Konsumgüterkonzern Schwellenländer treiben Unilever-Geschäft

Der Konsum in den Schwellenländern beschert Unilever einen Zuwachs bei Umsatz und Gewinn. Doch in Europa steht der Hersteller von Produkten wie Dove-Seife, Knorr-Fertiggerichten in einem harten Preiskampf.
Update: 23.01.2013 - 13:27 Uhr Kommentieren
Die Unilever-Zentrale in Rotterdam.
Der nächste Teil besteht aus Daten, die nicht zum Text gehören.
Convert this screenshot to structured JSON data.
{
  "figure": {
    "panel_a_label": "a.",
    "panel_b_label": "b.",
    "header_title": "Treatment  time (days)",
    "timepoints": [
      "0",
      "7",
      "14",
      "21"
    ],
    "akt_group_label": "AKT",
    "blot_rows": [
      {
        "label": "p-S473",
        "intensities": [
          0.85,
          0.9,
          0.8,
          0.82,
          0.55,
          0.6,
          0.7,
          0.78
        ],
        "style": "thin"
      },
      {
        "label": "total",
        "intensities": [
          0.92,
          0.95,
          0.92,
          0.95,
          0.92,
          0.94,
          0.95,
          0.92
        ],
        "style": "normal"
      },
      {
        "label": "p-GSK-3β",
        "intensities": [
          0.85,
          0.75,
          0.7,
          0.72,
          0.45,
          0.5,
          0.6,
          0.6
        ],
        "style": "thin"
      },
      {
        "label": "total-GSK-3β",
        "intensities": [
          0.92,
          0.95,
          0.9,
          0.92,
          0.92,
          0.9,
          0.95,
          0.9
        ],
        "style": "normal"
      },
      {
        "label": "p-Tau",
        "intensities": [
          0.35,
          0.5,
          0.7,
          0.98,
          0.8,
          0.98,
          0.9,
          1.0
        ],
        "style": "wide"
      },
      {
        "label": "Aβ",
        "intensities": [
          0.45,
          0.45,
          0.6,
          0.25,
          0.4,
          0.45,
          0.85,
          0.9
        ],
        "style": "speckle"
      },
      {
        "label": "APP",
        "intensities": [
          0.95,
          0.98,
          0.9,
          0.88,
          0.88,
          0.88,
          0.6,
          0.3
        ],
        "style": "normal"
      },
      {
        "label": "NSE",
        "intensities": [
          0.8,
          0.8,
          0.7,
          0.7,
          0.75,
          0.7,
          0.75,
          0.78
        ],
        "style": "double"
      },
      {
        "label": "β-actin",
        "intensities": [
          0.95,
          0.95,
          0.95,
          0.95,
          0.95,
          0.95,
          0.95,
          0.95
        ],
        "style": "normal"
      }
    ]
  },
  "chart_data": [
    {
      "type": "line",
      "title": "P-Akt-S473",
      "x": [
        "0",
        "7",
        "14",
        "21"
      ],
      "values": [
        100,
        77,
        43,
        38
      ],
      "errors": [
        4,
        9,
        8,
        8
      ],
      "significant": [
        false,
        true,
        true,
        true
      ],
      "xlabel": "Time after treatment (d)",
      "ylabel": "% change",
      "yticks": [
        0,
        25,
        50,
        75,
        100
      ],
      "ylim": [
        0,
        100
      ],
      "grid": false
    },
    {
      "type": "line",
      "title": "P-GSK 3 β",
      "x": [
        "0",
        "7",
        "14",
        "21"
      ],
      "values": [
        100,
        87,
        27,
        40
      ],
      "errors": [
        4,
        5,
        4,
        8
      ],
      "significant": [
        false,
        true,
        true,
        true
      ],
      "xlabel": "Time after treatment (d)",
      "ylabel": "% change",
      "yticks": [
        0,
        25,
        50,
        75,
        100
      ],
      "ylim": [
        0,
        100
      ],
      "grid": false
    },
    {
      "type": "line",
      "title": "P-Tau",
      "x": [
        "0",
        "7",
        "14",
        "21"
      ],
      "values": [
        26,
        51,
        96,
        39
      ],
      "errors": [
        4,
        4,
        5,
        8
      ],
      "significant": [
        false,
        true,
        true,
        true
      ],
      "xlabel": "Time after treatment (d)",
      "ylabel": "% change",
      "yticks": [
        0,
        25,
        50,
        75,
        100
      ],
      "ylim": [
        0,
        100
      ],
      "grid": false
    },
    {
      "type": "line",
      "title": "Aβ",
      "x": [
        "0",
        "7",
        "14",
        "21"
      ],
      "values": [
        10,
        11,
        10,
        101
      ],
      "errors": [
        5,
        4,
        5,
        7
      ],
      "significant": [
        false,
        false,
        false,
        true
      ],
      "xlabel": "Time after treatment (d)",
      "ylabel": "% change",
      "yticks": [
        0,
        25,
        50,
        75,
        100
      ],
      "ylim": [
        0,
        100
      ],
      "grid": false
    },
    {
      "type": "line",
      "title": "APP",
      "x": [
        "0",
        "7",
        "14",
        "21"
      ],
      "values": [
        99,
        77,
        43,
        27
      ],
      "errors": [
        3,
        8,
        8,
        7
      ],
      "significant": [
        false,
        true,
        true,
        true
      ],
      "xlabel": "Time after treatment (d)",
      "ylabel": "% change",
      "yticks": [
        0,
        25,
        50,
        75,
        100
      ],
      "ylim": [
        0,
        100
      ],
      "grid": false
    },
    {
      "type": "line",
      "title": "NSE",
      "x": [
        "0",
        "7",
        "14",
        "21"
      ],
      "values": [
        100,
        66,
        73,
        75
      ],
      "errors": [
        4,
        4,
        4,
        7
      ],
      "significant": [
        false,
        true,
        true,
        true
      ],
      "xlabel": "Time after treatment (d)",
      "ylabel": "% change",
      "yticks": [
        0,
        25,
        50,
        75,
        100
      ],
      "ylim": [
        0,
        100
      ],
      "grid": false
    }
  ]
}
Quelle: picture-alliance/ dpa

Die Unilever-Zentrale in Rotterdam.

(Foto: picture-alliance/ dpa)

LondonDer Lebensmittel- und Konsumgüterkonzern Unilever erntet die Früchte von seiner ausgebauten Präsenz in Schwellenländern: Trotz der flauen Nachfrage in Europa erzielte der Hersteller von Knorr-Suppen und Dove-Körperpflege im abgelaufenen Jahr ein unerwartet deutliches Umsatzplus von 6,9 Prozent.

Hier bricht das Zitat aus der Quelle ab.